INJAZ
- Founded: 1999; 27 years ago
- Focus: Youth, Education, Employment, Entrepreneurship
- Headquarters: Amman, Jordan
- Chairperson: Haethum Buttikhi
- Vice Chairperson: Ahmad Tijani
- Employees: 90+
- Website: https://injaz.org.jo/

= INJAZ =

Non-profit organisation

INJAZ is a non-profit organization established in 1999, with its headquarters situated in Amman, Jordan. The organization provides vocational training courses for children from developing nations. INJAZ operates over 44 initiatives across all twelve governorates of Jordan, collaborating with 3000 schools, 41 universities and colleges and 50 youth centers to deliver its programs.

==History==
Established in 1999, INJAZ originally operated as a project under Save the Children, funded by the United States Agency for International Development (USAID) and by Jordanian Queen Rania al Abdullah. The project was relaunched in 2001 as an independent nonprofit organization, led by Soraya Salti. Jordan enrolled over 100,000 students by the 2010-2011 school year.

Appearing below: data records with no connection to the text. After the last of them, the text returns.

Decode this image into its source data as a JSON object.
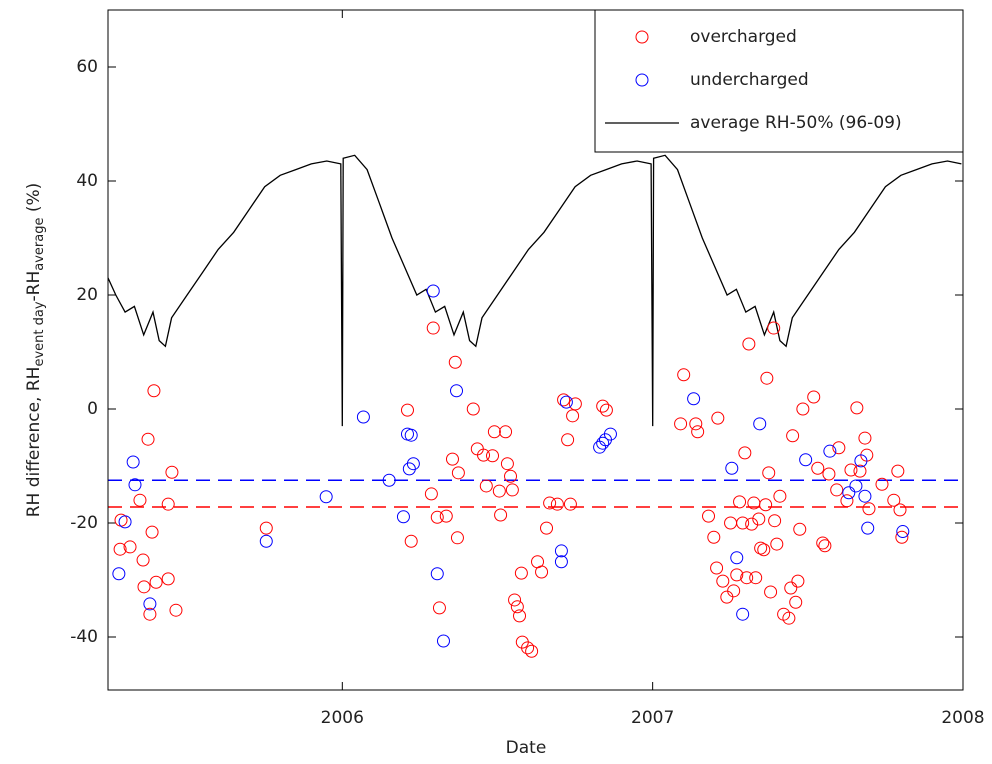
{
  "chart_data": {
    "type": "scatter",
    "x_label": "Date",
    "y_label": [
      "RH difference, RH",
      "event day",
      "-RH",
      "average",
      " (%)"
    ],
    "xlim": [
      2005.245,
      2008
    ],
    "xticks": [
      2006,
      2007,
      2008
    ],
    "ylim": [
      -49.3,
      70
    ],
    "yticks": [
      -40,
      -20,
      0,
      20,
      40,
      60
    ],
    "legend": "upper right",
    "series": [
      {
        "name": "overcharged",
        "color": "#ff0000",
        "style": "marker",
        "x": [
          2005.284,
          2005.287,
          2005.316,
          2005.348,
          2005.361,
          2005.358,
          2005.374,
          2005.38,
          2005.387,
          2005.393,
          2005.4,
          2005.439,
          2005.439,
          2005.451,
          2005.464,
          2005.755,
          2006.21,
          2006.222,
          2006.293,
          2006.287,
          2006.306,
          2006.313,
          2006.335,
          2006.355,
          2006.364,
          2006.371,
          2006.374,
          2006.422,
          2006.435,
          2006.455,
          2006.464,
          2006.484,
          2006.49,
          2006.506,
          2006.51,
          2006.526,
          2006.532,
          2006.542,
          2006.548,
          2006.555,
          2006.564,
          2006.571,
          2006.577,
          2006.58,
          2006.597,
          2006.61,
          2006.629,
          2006.642,
          2006.658,
          2006.668,
          2006.693,
          2006.713,
          2006.726,
          2006.735,
          2006.742,
          2006.751,
          2006.839,
          2006.851,
          2007.1,
          2007.09,
          2007.139,
          2007.145,
          2007.21,
          2007.18,
          2007.197,
          2007.206,
          2007.226,
          2007.239,
          2007.251,
          2007.261,
          2007.271,
          2007.28,
          2007.29,
          2007.297,
          2007.303,
          2007.31,
          2007.319,
          2007.326,
          2007.332,
          2007.342,
          2007.348,
          2007.358,
          2007.364,
          2007.368,
          2007.374,
          2007.38,
          2007.39,
          2007.393,
          2007.4,
          2007.41,
          2007.422,
          2007.439,
          2007.445,
          2007.451,
          2007.461,
          2007.468,
          2007.474,
          2007.484,
          2007.519,
          2007.532,
          2007.548,
          2007.555,
          2007.568,
          2007.593,
          2007.6,
          2007.626,
          2007.639,
          2007.658,
          2007.668,
          2007.684,
          2007.69,
          2007.697,
          2007.739,
          2007.777,
          2007.79,
          2007.797,
          2007.803
        ],
        "values": [
          -24.6,
          -19.5,
          -24.2,
          -16.0,
          -31.2,
          -26.5,
          -5.3,
          -36.0,
          -21.6,
          3.2,
          -30.4,
          -16.7,
          -29.8,
          -11.1,
          -35.3,
          -20.9,
          -0.2,
          -23.2,
          14.2,
          -14.9,
          -19.0,
          -34.9,
          -18.8,
          -8.8,
          8.2,
          -22.6,
          -11.2,
          0.0,
          -7.0,
          -8.1,
          -13.5,
          -8.2,
          -4.0,
          -14.4,
          -18.6,
          -4.0,
          -9.6,
          -11.8,
          -14.2,
          -33.5,
          -34.7,
          -36.3,
          -28.8,
          -40.9,
          -41.9,
          -42.5,
          -26.8,
          -28.6,
          -20.9,
          -16.5,
          -16.7,
          1.6,
          -5.4,
          -16.7,
          -1.2,
          0.9,
          0.5,
          -0.2,
          6.0,
          -2.6,
          -2.6,
          -4.0,
          -1.6,
          -18.8,
          -22.5,
          -27.9,
          -30.2,
          -33.0,
          -20.0,
          -31.9,
          -29.1,
          -16.3,
          -20.0,
          -7.7,
          -29.6,
          11.4,
          -20.2,
          -16.5,
          -29.6,
          -19.3,
          -24.4,
          -24.7,
          -16.8,
          5.4,
          -11.2,
          -32.1,
          14.2,
          -19.6,
          -23.7,
          -15.3,
          -36.0,
          -36.7,
          -31.4,
          -4.7,
          -33.9,
          -30.2,
          -21.1,
          0.0,
          2.1,
          -10.4,
          -23.5,
          -24.0,
          -11.4,
          -14.2,
          -6.8,
          -16.1,
          -10.7,
          0.2,
          -10.9,
          -5.1,
          -8.1,
          -17.5,
          -13.2,
          -16.0,
          -10.9,
          -17.7,
          -22.5
        ]
      },
      {
        "name": "undercharged",
        "color": "#0000ff",
        "style": "marker",
        "x": [
          2005.28,
          2005.3,
          2005.326,
          2005.332,
          2005.38,
          2005.755,
          2005.948,
          2006.068,
          2006.151,
          2006.197,
          2006.21,
          2006.216,
          2006.222,
          2006.229,
          2006.293,
          2006.306,
          2006.326,
          2006.368,
          2006.706,
          2006.706,
          2006.722,
          2006.829,
          2006.839,
          2006.848,
          2006.864,
          2007.132,
          2007.255,
          2007.271,
          2007.29,
          2007.345,
          2007.493,
          2007.571,
          2007.632,
          2007.655,
          2007.671,
          2007.684,
          2007.693,
          2007.806
        ],
        "values": [
          -28.9,
          -19.8,
          -9.3,
          -13.3,
          -34.2,
          -23.2,
          -15.4,
          -1.4,
          -12.5,
          -18.9,
          -4.4,
          -10.5,
          -4.6,
          -9.6,
          20.7,
          -28.9,
          -40.7,
          3.2,
          -24.9,
          -26.8,
          1.2,
          -6.7,
          -6.0,
          -5.4,
          -4.4,
          1.8,
          -10.4,
          -26.1,
          -36.0,
          -2.6,
          -8.9,
          -7.4,
          -14.7,
          -13.5,
          -9.1,
          -15.3,
          -20.9,
          -21.5
        ]
      },
      {
        "name": "average RH-50% (96-09)",
        "color": "#000000",
        "style": "line",
        "x": [
          2005.245,
          2005.27,
          2005.3,
          2005.33,
          2005.36,
          2005.39,
          2005.41,
          2005.43,
          2005.45,
          2005.5,
          2005.55,
          2005.6,
          2005.65,
          2005.7,
          2005.75,
          2005.8,
          2005.85,
          2005.9,
          2005.95,
          2005.995,
          2006.0,
          2006.003,
          2006.04,
          2006.08,
          2006.12,
          2006.16,
          2006.2,
          2006.24,
          2006.27,
          2006.3,
          2006.33,
          2006.36,
          2006.39,
          2006.41,
          2006.43,
          2006.45,
          2006.5,
          2006.55,
          2006.6,
          2006.65,
          2006.7,
          2006.75,
          2006.8,
          2006.85,
          2006.9,
          2006.95,
          2006.995,
          2007.0,
          2007.003,
          2007.04,
          2007.08,
          2007.12,
          2007.16,
          2007.2,
          2007.24,
          2007.27,
          2007.3,
          2007.33,
          2007.36,
          2007.39,
          2007.41,
          2007.43,
          2007.45,
          2007.5,
          2007.55,
          2007.6,
          2007.65,
          2007.7,
          2007.75,
          2007.8,
          2007.85,
          2007.9,
          2007.95,
          2007.995
        ],
        "values": [
          23,
          20,
          17,
          18,
          13,
          17,
          12,
          11,
          16,
          20,
          24,
          28,
          31,
          35,
          39,
          41,
          42,
          43,
          43.5,
          43,
          -3,
          44,
          44.5,
          42,
          36,
          30,
          25,
          20,
          21,
          17,
          18,
          13,
          17,
          12,
          11,
          16,
          20,
          24,
          28,
          31,
          35,
          39,
          41,
          42,
          43,
          43.5,
          43,
          -3,
          44,
          44.5,
          42,
          36,
          30,
          25,
          20,
          21,
          17,
          18,
          13,
          17,
          12,
          11,
          16,
          20,
          24,
          28,
          31,
          35,
          39,
          41,
          42,
          43,
          43.5,
          43
        ]
      }
    ],
    "reference_lines": [
      {
        "color": "#0000ff",
        "value": -12.5
      },
      {
        "color": "#ff0000",
        "value": -17.2
      }
    ]
  }
}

INJAZ provides young people with vocational training and entrepreneurship skills. The organization receives support from Jordan's business and professional community, which contributes funds, as well as volunteer teachers and leaders.

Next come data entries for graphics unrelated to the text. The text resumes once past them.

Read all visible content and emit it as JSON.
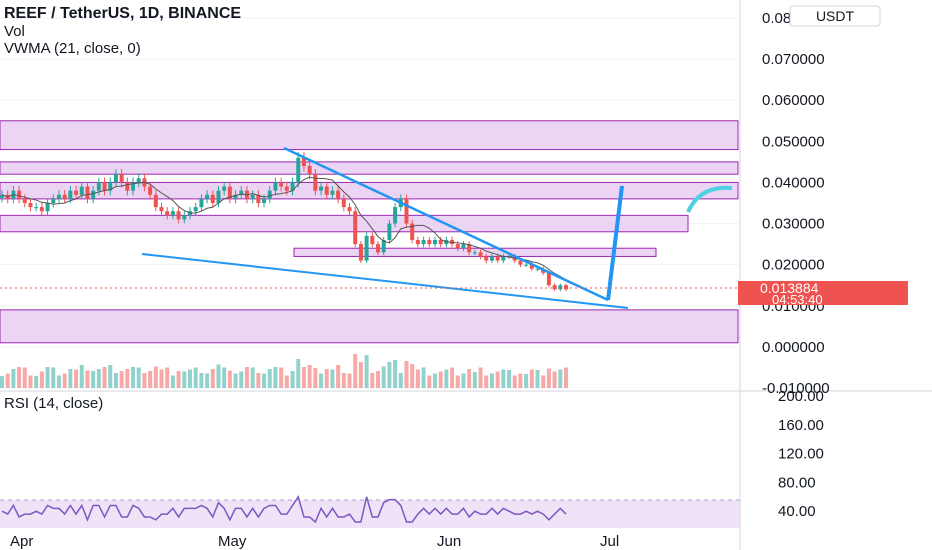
{
  "header": {
    "title": "REEF / TetherUS, 1D, BINANCE",
    "vol": "Vol",
    "vwma": "VWMA (21, close, 0)",
    "currency": "USDT"
  },
  "rsi": {
    "label": "RSI (14, close)",
    "ticks": [
      "200.00",
      "160.00",
      "120.00",
      "80.00",
      "40.00"
    ]
  },
  "price_badge": {
    "price": "0.013884",
    "countdown": "04:53:40"
  },
  "colors": {
    "up": "#26a69a",
    "down": "#ef5350",
    "zone_fill": "#e6c6f0",
    "zone_stroke": "#9c27b0",
    "trend": "#2196f3",
    "rsi_line": "#7e57c2"
  },
  "chart_data": {
    "type": "candlestick",
    "x_labels": [
      "Apr",
      "May",
      "Jun",
      "Jul"
    ],
    "y_ticks": [
      "0.080000",
      "0.070000",
      "0.060000",
      "0.050000",
      "0.040000",
      "0.030000",
      "0.020000",
      "0.010000",
      "0.000000",
      "-0.010000"
    ],
    "ylim": [
      -0.01,
      0.08
    ],
    "close_series": [
      0.037,
      0.036,
      0.038,
      0.036,
      0.035,
      0.034,
      0.034,
      0.033,
      0.035,
      0.036,
      0.037,
      0.036,
      0.038,
      0.037,
      0.039,
      0.036,
      0.038,
      0.04,
      0.038,
      0.04,
      0.042,
      0.04,
      0.038,
      0.04,
      0.041,
      0.039,
      0.037,
      0.034,
      0.033,
      0.032,
      0.033,
      0.031,
      0.032,
      0.033,
      0.034,
      0.036,
      0.037,
      0.035,
      0.038,
      0.039,
      0.036,
      0.037,
      0.038,
      0.036,
      0.037,
      0.035,
      0.036,
      0.038,
      0.04,
      0.039,
      0.038,
      0.04,
      0.046,
      0.044,
      0.042,
      0.038,
      0.039,
      0.037,
      0.038,
      0.036,
      0.034,
      0.033,
      0.025,
      0.021,
      0.027,
      0.025,
      0.023,
      0.026,
      0.03,
      0.034,
      0.036,
      0.03,
      0.026,
      0.025,
      0.026,
      0.025,
      0.026,
      0.025,
      0.026,
      0.025,
      0.024,
      0.025,
      0.023,
      0.023,
      0.022,
      0.021,
      0.022,
      0.021,
      0.022,
      0.022,
      0.021,
      0.02,
      0.02,
      0.019,
      0.019,
      0.018,
      0.015,
      0.014,
      0.015,
      0.014
    ],
    "rsi_ylim": [
      0,
      200
    ],
    "annotations": []
  }
}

In 2018 INJAZ established mySTARTUP, a subsidiary incubator program that helps youth and women entrepreneurs launch startups. The current operational capacity of mySTARTUP allows it to incubate 100 startups a year.

==Locations==
INJAZ is headquartered in Amman, Jordan, and operates field offices in various locations across the country, including Irbid, Zarqa, Al Karak, Wadi Musa, Tafilah and Aqaba.